PRESIDENT BARACK OBAMA: No one can blame the Israelis for having any skepticism about making agreements with a government like Iran's, which includes leaders who have denied the Holocaust...

In such a dangerous neighborhood, Israel has to be vigilant, and it insists it cannot depend on any other country, even it's great friend the United States, for its own security.

So we have to take seriously concerns in Israel.

The fact is, partly due to American military and intelligence assistance, which my administration has provided at unprecedented levels, Israel can defend itself against any conventional danger, whether from Iran directly or from its proxies.

On the other hand a nuclear armed Iran changes that equation. That's why this deal must be judged by what it achieves on the central goal of preventing Iran from obtaining a nuclear weapon. This deal does exactly that.

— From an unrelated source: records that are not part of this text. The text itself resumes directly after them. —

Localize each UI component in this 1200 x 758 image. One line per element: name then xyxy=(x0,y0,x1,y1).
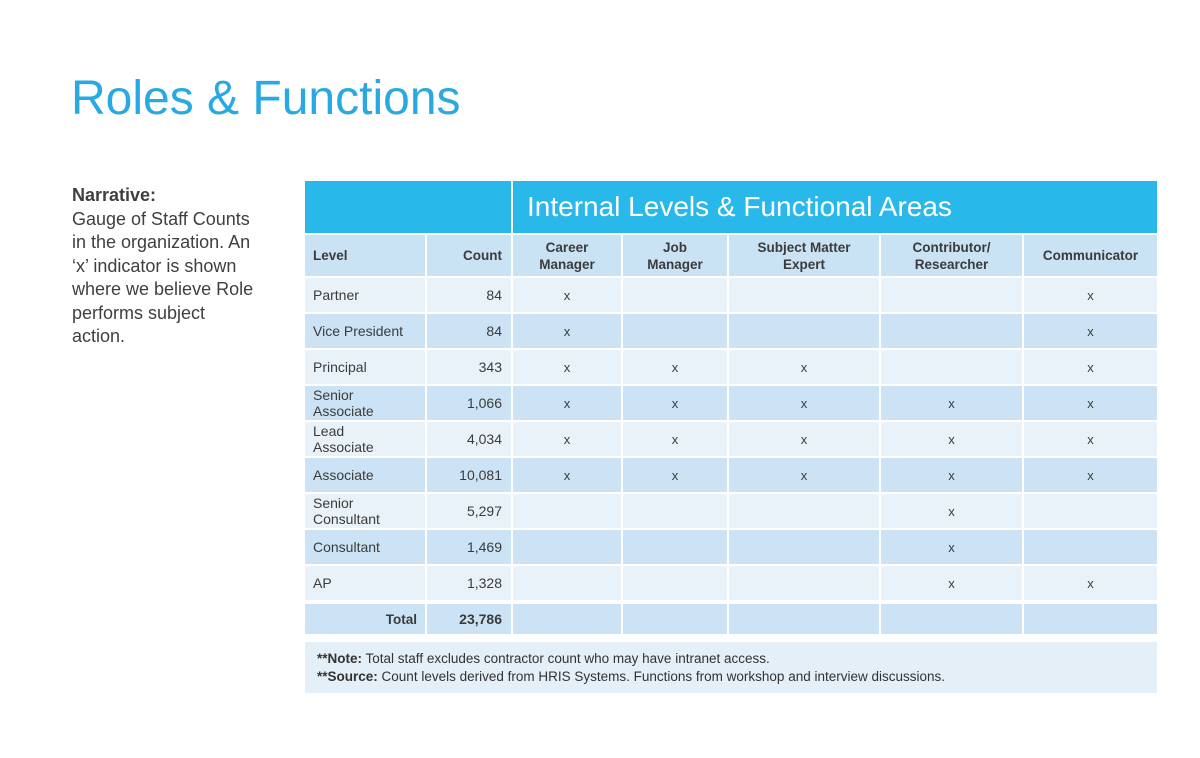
footnote-source-text: Count levels derived from HRIS Systems. … xyxy=(381,668,946,684)
mark-cell xyxy=(729,314,879,348)
roles-table: Internal Levels & Functional Areas Level… xyxy=(305,181,1157,634)
mark-cell: x xyxy=(513,278,621,312)
mark-cell: x xyxy=(1024,278,1157,312)
level-cell: Vice President xyxy=(305,314,425,348)
mark-cell: x xyxy=(1024,458,1157,492)
mark-cell: x xyxy=(513,458,621,492)
footnotes: **Note: Total staff excludes contractor … xyxy=(305,642,1157,693)
mark-cell: x xyxy=(1024,314,1157,348)
column-header-contributor-researcher: Contributor/ Researcher xyxy=(881,235,1022,276)
mark-cell: x xyxy=(1024,386,1157,420)
mark-cell: x xyxy=(881,458,1022,492)
mark-cell: x xyxy=(881,530,1022,564)
mark-cell: x xyxy=(623,422,727,456)
mark-cell: x xyxy=(1024,422,1157,456)
mark-cell: x xyxy=(729,458,879,492)
mark-cell xyxy=(623,530,727,564)
narrative-block: Narrative: Gauge of Staff Counts in the … xyxy=(72,184,287,349)
mark-cell xyxy=(513,566,621,600)
column-header-subject-matter-expert: Subject Matter Expert xyxy=(729,235,879,276)
total-label-cell: Total xyxy=(305,604,425,634)
column-header-level: Level xyxy=(305,235,425,276)
column-header-communicator: Communicator xyxy=(1024,235,1157,276)
mark-cell xyxy=(1024,494,1157,528)
mark-cell xyxy=(881,350,1022,384)
level-cell: Senior Associate xyxy=(305,386,425,420)
count-cell: 10,081 xyxy=(427,458,511,492)
mark-cell: x xyxy=(1024,350,1157,384)
banner-title: Internal Levels & Functional Areas xyxy=(513,181,1157,233)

I say this as someone who is done more than any other president to strengthen Israel's security. I have made clear to their government that we are prepared to discuss how we can deepen that cooperation further.

We have held talks with Israel on concluding another 10 year plan for U.S. security assistance to Israel.

We can in enhance missile defense, information sharing, interdiction, all to help meet Israel's rising security needs. And to provide a hedge against any additional activity that Iran may engage in as a consequence of sanctions relief.

But I have also listened to the Israeli security establishment, which warned of the danger posed by a nuclear armed Iran for decades.

They helped develop many of the ideas that led to this deal. Two friends of Israel, and to the Israeli people, I say this. A nuclear armed Iran is far more dangerous to Israel, to America, and to the world then and an Iran that benefits from sanctions relief.

I recognize that prime minister Netanyahu disagrees strongly. I do not doubt his sincerity. I believe he is wrong. I believe the facts support this deal. I believe they are in American interests and Israeli. It would be the abbrigation of my constitutional duty to act against my best judgment simply because it causes temporary friction with a dear friend and ally.